Nightmare


I had the actor’s nightmare last night, but it wasn’t a show. It was my wedding.

One of my many gifts as an actor is that I have virtually no stage fright. I’m sure that can change in an instant, the way I have gone from someone who slept through take-off and landing to someone that can’t watch the Discovery Wings channel because the sight of airplanes makes me panic. But as it stands right now, I never have any fear of performance.

I do get nervous in rehearsal, and I am petrified at auditions, although I’m getting better at both. But the reason I get so scared is because I am unprepared. For a performance, we’ve either rehearsed enough or we haven’t, but either way we’re gonna go out and do it and I have complete faith that I am doing it always as well as I possibly can.
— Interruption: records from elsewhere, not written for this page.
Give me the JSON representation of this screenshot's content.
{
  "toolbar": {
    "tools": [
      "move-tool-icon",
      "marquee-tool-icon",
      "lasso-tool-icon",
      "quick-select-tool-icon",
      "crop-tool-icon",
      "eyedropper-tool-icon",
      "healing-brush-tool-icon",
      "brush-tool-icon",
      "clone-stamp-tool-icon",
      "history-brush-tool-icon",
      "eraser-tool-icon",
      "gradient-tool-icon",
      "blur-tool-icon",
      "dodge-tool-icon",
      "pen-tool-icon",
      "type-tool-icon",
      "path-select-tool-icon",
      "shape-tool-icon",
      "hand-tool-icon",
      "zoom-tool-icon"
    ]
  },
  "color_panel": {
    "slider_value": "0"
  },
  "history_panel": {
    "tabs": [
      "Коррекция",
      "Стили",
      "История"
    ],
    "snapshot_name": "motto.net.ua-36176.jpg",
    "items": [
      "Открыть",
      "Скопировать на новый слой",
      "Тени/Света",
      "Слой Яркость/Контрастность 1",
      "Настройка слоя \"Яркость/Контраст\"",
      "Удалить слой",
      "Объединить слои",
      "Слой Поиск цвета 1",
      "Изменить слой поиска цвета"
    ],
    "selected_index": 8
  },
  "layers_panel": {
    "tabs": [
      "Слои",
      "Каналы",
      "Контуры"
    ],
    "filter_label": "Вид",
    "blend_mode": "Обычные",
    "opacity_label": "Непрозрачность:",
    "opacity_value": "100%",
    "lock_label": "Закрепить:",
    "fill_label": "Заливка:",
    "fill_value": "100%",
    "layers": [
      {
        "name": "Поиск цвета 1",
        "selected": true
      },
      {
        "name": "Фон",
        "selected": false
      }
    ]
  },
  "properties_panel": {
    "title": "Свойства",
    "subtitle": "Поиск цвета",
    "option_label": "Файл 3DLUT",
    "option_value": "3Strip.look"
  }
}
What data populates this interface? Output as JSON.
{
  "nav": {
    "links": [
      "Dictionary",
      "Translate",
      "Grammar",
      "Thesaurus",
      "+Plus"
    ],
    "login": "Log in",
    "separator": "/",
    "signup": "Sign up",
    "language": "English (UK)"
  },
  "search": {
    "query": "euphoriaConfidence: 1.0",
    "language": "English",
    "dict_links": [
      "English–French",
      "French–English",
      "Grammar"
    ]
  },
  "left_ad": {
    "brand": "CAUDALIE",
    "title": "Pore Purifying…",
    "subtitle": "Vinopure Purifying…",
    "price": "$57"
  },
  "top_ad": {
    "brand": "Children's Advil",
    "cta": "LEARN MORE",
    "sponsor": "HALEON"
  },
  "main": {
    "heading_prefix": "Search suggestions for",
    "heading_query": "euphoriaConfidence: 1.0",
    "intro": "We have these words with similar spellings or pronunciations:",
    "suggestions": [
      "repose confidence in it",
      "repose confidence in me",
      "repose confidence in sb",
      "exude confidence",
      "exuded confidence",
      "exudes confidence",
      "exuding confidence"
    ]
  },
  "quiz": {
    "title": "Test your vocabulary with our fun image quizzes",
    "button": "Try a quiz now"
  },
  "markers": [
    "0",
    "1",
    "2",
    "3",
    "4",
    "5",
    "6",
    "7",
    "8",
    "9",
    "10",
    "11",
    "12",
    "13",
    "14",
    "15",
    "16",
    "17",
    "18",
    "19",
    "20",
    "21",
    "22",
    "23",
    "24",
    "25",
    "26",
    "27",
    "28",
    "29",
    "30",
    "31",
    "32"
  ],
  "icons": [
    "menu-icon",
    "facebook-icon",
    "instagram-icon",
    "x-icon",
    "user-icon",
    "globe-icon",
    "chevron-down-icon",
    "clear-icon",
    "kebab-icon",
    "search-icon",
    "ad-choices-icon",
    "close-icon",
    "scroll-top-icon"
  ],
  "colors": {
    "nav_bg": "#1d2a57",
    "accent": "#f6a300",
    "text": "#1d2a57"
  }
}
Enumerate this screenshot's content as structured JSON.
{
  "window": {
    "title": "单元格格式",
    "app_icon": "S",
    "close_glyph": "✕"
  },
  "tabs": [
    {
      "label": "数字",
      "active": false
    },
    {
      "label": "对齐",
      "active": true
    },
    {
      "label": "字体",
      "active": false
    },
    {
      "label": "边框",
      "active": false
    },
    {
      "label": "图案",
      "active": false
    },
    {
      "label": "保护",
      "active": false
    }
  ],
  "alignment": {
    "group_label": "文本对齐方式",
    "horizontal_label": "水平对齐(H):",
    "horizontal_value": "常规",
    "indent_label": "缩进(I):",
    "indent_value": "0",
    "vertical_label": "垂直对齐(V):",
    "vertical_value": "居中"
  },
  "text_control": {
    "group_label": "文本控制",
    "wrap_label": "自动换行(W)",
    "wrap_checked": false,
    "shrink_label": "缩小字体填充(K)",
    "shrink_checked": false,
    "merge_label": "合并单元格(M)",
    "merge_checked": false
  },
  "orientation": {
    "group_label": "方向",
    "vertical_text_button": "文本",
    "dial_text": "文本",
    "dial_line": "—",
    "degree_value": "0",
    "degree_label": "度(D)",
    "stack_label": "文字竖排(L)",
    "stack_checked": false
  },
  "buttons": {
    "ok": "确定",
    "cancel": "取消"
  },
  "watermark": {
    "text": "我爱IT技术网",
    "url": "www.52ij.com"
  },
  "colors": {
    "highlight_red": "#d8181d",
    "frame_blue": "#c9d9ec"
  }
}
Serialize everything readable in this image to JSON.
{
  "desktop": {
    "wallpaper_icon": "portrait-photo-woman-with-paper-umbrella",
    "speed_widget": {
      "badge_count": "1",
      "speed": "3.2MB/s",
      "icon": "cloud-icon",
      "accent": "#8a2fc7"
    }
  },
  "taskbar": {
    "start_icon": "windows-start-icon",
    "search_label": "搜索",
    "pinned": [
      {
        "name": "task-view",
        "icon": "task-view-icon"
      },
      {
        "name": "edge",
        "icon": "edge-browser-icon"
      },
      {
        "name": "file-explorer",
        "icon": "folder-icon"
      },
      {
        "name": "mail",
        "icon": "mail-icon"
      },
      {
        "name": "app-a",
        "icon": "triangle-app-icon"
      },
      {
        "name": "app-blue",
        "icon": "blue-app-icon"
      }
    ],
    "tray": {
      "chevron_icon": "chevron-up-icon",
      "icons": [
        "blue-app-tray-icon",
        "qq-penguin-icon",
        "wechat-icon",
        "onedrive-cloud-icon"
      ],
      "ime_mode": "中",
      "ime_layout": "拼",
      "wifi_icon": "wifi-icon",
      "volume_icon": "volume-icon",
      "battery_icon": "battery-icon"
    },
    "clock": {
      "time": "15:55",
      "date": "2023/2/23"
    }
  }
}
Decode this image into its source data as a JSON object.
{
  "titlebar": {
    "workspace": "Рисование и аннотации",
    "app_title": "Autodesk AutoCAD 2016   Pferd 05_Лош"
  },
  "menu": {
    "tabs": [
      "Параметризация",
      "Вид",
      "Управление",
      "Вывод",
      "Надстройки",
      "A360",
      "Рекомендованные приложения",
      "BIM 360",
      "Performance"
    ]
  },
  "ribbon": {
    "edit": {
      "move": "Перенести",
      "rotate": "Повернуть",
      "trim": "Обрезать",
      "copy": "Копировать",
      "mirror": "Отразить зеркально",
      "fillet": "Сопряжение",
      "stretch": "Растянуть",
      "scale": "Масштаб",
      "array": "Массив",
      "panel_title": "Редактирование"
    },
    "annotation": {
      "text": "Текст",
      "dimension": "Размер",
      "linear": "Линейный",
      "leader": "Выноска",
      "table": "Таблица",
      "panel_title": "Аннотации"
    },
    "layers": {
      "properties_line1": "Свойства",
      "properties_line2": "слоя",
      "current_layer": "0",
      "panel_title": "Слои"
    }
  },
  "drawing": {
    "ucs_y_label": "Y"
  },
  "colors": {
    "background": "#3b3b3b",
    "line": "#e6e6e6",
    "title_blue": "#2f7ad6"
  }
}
The “Actor’s Nightmare” is that you are on stage and you don’t know your lines. Pretty basic, but harrowing, and it usually includes, at least for me, someone who hates me chasing me around and yelling at me to get on stage.

I have the nightmare, like almost all actors, in place of actually being on stage and not knowing my lines. We have to imagine the worst thing that can happen or we won’t be able to do the thing that a majority of the people are most scared of in the world, which is public speaking.

It’s true. People are more scared of speaking in public than of death, which leads to the obvious joke that if you have to be at a funeral, you’d rather be the corpse than the eulogizer.

In any case, I was at my wedding to Jordana last night, and everything was falling apart. No-one knew what they were doing, the only person there was Seth and then a group of guys I didn’t know, all in matching tuxes, Steve was gone, none of my family was there, and everyone was already hitting the buffet. Strangely, it was taking place in a hotel where I worked as a busboy, in my real life, in upstate New York eight years ago. How I came to work as a busboy eight years ago in upstate New York is anyone’s guess.

Anyway, the nightmare is there to let you know, you aren’t prepared. Fortunately, this show we’re doing closes tonight, so all I have to worry about is the continued hopeful success of Lucretia and making sure my wedding is fun.